More guests are demanding refunds than future cruises

carnival cruise ship
Booking a future cruise remains a leap of faith for travelers. Carnival Cruise Line
Headshot of Ryan Barwick

Carnival might return to cruising with U.S. customers by the end of the year, said Arnold Donald, the company’s CEO and President.

In a call with investors, Donald—who oversees Carnival Cruise Line, Holland America and Princess Cruises—admitted that even though the industry has been under a No Sail Order from the Centers for Disease Control and Prevention since March, it might be lifted by the new year.

“At this time we have every reason to be optimistic that we will be sailing in the U.S. before the year ends,” Donald said. “We’ve got multiple testing regimens becoming more available. … The science is starting to align.”

The restriction was originally set to lift in September, but has been extended to the end of October and could likely continue until the federal agency believes it’s safe for guests. 

What Carnival’s testing regimen would look like for travelers is still unknown. In late September, Norwegian Cruise Line and Royal Caribbean told the CDC that the best way to get back in the water was through rigorous testing of both guests and crew, as detailed in a 66-page report.

Carnival admitted that with “virtually no marketing,” it was seeing more travelers take refunds over “future cruise credits.” Overall, 45% have taken credits versus 55% asking for a refund.

On its balance sheet, Carnival has raised $12.5 billion since March, but is expected to burn about $650 million a month through the second half of 2020. Bookings for the first half of 2021 were said to fall on the “higher end” of Carnival’s “historic range,” although for a cheaper rate on average.

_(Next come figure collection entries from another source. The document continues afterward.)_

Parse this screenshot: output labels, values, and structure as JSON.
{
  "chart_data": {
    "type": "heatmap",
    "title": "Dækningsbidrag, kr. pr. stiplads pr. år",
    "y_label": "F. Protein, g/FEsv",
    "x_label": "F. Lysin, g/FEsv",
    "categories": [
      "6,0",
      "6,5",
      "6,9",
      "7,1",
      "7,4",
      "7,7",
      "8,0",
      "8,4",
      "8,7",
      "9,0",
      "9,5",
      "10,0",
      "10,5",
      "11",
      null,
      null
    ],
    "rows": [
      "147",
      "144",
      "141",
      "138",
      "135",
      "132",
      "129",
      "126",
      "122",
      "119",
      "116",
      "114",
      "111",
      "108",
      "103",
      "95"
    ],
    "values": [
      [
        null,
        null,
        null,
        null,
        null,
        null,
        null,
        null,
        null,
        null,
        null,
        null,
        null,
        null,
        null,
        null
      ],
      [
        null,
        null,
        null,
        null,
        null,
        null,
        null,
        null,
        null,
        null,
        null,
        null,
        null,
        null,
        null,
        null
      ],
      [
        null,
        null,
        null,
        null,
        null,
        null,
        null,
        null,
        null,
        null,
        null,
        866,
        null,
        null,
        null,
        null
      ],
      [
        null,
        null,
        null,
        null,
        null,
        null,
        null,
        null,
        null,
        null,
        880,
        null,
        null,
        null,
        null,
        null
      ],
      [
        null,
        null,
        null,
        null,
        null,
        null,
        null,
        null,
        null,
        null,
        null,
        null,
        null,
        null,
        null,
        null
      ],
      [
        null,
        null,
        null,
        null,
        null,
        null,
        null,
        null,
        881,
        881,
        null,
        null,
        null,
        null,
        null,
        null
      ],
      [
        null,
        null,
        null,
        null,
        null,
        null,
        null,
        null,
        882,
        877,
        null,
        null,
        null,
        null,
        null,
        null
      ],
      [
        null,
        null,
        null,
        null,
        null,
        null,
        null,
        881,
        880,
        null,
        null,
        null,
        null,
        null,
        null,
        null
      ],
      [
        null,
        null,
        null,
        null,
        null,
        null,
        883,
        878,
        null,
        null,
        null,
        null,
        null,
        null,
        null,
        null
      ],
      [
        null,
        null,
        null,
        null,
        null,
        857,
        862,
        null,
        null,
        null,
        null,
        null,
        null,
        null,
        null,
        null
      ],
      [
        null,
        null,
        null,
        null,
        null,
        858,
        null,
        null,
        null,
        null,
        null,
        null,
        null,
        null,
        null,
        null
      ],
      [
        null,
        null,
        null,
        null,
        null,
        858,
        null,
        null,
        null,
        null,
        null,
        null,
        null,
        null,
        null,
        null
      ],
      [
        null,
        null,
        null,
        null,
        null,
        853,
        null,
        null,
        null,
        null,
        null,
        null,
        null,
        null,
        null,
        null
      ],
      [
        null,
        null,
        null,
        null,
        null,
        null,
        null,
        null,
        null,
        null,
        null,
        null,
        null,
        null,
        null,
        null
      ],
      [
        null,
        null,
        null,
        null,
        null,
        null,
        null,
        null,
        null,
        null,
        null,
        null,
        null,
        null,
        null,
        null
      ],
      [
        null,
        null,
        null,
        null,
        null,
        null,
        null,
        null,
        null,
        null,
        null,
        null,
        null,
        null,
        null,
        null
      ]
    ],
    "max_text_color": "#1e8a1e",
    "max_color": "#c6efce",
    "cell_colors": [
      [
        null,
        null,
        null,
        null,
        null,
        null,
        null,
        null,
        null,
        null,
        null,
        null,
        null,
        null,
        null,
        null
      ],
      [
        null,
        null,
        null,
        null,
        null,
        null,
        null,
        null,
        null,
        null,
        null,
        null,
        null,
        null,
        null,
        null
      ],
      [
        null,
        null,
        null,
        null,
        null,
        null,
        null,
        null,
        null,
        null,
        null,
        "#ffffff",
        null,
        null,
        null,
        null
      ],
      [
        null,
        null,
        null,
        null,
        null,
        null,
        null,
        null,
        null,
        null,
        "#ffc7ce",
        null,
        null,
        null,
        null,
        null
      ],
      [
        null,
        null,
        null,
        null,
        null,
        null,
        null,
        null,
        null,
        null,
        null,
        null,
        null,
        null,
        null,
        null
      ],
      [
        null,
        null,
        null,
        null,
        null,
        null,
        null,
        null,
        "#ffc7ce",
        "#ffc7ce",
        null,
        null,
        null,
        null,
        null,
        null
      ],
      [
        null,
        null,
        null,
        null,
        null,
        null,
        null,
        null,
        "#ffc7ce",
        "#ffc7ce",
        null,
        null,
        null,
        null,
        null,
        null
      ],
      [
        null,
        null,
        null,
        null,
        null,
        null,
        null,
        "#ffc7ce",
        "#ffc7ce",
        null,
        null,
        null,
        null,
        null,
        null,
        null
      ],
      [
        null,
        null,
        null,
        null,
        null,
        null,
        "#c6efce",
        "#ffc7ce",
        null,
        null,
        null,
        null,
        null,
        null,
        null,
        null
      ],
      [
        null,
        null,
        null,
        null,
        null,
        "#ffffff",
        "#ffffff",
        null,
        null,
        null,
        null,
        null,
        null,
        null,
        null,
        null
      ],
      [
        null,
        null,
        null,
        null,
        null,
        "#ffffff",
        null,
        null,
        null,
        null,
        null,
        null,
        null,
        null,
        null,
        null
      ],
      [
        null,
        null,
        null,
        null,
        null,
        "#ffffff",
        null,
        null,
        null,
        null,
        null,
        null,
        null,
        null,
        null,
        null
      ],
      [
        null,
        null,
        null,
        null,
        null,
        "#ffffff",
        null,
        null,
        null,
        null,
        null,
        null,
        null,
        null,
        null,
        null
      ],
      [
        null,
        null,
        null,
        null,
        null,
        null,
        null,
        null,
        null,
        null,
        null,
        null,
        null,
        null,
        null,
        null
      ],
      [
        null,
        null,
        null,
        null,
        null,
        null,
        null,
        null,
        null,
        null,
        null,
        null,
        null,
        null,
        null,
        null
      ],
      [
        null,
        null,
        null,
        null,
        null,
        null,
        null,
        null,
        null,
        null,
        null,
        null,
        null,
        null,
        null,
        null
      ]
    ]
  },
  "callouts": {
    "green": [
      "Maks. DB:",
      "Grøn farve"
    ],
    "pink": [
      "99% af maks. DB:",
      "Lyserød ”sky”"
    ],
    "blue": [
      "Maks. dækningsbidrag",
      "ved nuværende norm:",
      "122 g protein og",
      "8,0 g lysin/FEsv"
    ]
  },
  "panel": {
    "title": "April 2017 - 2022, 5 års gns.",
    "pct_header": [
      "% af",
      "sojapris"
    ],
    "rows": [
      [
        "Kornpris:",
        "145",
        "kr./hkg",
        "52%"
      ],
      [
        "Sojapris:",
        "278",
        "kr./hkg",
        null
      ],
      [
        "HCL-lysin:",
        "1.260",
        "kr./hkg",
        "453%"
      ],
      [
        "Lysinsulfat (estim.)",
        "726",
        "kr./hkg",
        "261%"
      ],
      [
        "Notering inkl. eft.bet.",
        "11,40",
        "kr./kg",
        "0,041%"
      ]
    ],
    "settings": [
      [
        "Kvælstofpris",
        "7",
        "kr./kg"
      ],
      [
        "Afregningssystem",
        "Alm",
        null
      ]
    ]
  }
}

Carnival declined to provide specific figures in the report.

While the pandemic has been severely damaging to the cruise industry, the brands are uniquely positioned to return before the rest of the travel ecosystem as cruises make nearly all of their money from leisure travel—even with reduced capacity. 

“Because our industry is not reliant on business travel, we believe we will disproportionately benefit from the pent-up demand,” said Donald. “Vacationers tend to travel through those challenges.”